BERLIN, GERMANY - AUGUST 22:  Day care workers...

At one point in time there were experimental studies in psychology where children were viewed as subjects.  Theories of child development were based on these.   Children need to be observed in their own environments, not in sterile laboratory rooms with strangers.  A lot of what children do is based on where they are and whom they are with.  When children are comfortable with their surroundings and the people there, their typical behavior is more likely to appear.  They must feel safe and secure before they start to explore and interact with each other or adults.  Also for young children, most child care environments contain kids of the same or close to the same age and  familiar adult females, usually not males.

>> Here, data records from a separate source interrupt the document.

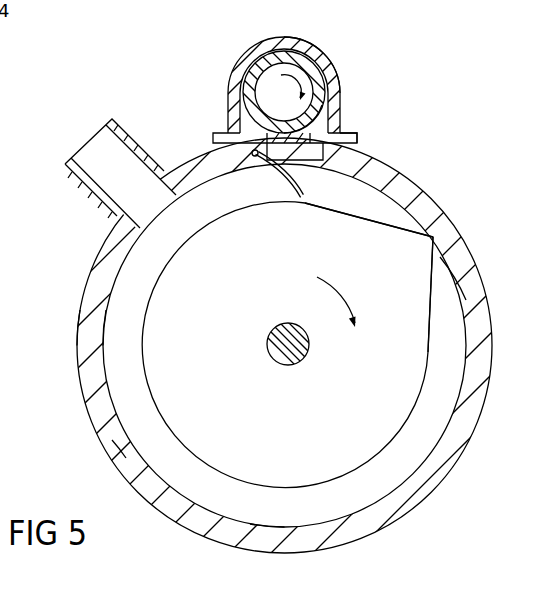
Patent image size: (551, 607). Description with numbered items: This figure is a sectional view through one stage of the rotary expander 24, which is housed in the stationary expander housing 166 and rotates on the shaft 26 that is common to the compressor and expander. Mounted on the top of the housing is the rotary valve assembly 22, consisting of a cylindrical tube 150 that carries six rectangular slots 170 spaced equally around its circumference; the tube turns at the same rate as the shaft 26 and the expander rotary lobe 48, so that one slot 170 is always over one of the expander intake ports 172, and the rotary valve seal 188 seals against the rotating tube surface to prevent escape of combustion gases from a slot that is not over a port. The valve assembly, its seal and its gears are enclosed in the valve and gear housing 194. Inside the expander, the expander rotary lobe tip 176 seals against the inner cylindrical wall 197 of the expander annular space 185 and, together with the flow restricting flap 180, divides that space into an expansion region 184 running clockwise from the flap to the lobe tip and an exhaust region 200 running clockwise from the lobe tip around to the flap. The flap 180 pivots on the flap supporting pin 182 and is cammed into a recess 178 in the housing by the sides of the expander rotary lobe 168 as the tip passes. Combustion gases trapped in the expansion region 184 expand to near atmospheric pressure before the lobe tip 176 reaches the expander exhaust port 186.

The rotary valve assembly 22 is at (282, 101).
The rotary expander 24 is at (98, 247).
The shaft 26 is at (297, 325).
The expander rotary lobe 48 is at (188, 262).
The cylindrical tube 150 is at (240, 88).
The expander housing 166 is at (78, 322).
The expander rotary lobe 168 is at (435, 270).
The rectangular slot 170 is at (307, 128).
The expander intake port 172 is at (284, 143).
The expander rotary lobe tip 176 is at (432, 239).
The recess 178 is at (353, 146).
The flow restricting flap 180 is at (282, 163).
The flap supporting pin 182 is at (230, 154).
The expansion region 184 is at (362, 192).
The expander annular space 185 is at (113, 437).
The expander exhaust port 186 is at (101, 148).
The rotary valve seal 188 is at (303, 54).
The valve and gear housing 194 is at (250, 48).
The inner cylindrical wall 197 is at (247, 522).
The exhaust region 200 is at (143, 354).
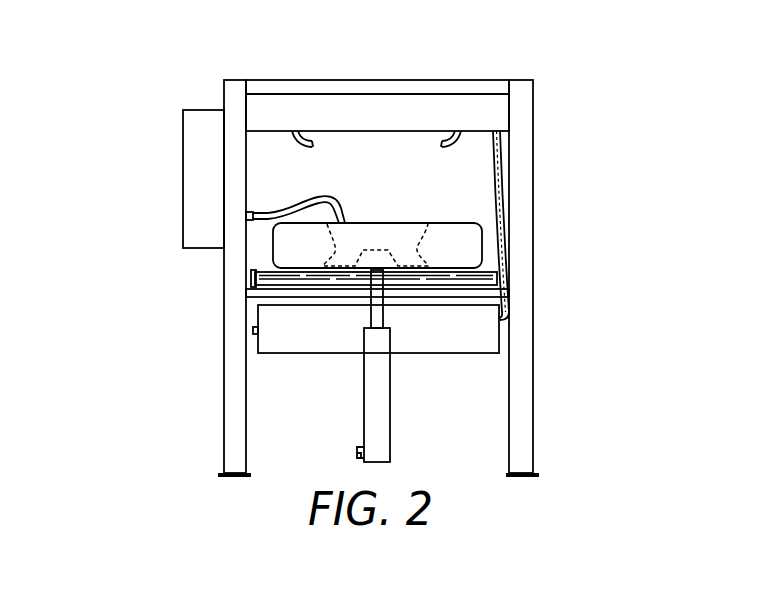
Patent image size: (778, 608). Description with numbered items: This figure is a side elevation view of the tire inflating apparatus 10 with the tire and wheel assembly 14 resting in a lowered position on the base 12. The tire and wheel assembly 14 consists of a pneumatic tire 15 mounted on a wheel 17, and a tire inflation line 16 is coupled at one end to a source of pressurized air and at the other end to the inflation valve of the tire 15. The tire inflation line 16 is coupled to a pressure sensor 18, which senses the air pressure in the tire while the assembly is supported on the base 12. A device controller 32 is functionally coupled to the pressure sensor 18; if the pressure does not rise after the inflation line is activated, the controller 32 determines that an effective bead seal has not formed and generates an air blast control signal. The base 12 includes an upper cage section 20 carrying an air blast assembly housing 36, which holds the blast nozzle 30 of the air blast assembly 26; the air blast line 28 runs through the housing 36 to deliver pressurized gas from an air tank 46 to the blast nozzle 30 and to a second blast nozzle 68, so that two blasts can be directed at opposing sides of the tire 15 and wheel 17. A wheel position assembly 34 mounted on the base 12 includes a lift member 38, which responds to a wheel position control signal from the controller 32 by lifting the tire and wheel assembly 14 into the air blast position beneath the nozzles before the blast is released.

The apparatus 10 is at (138, 441).
The base 12 is at (237, 312).
The tire and wheel assembly 14 is at (468, 235).
The pneumatic tire 15 is at (465, 254).
The tire inflation line 16 is at (292, 208).
The wheel 17 is at (378, 222).
The pressure sensor 18 is at (246, 215).
The upper cage section 20 is at (477, 85).
The air blast assembly 26 is at (385, 74).
The air blast line 28 is at (503, 163).
The air blast nozzle 30 is at (450, 140).
The device controller 32 is at (200, 120).
The wheel position assembly 34 is at (373, 418).
The air blast assembly housing 36 is at (487, 108).
The lift member 38 is at (380, 432).
The air tank 46 is at (482, 335).
The second blast nozzle 68 is at (312, 140).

It was said once upon a time that babies or young toddlers engaged in solitary play and did not get involved  in interactive play with other children.  If you observe children like these in their homes, at a close relative’s house where they often come to play, or in their accustomed daycare setting with familiar same age playmates, they will usually get involved in play with each other that seems to follow certain rules and also have reciprocal behaviors .   Also you, yourself, or the observer must not be a stranger to the children.  This makes it difficult to conduct scientific studies with an impartial observer in a controlled environment.  As a partial observer of my grandchildren in a familiar environment where they are playing with children they  play with all the time, I have seen interactive play among children as young as one year  and eighteen months of age.   In fact, all three when together usually play in the same place {no matter how much room they have to play in) and  with the same things (no matter how much they have to play with).  One child does something and the other children do it too. Sometimes there seems to be a pattern of behavior.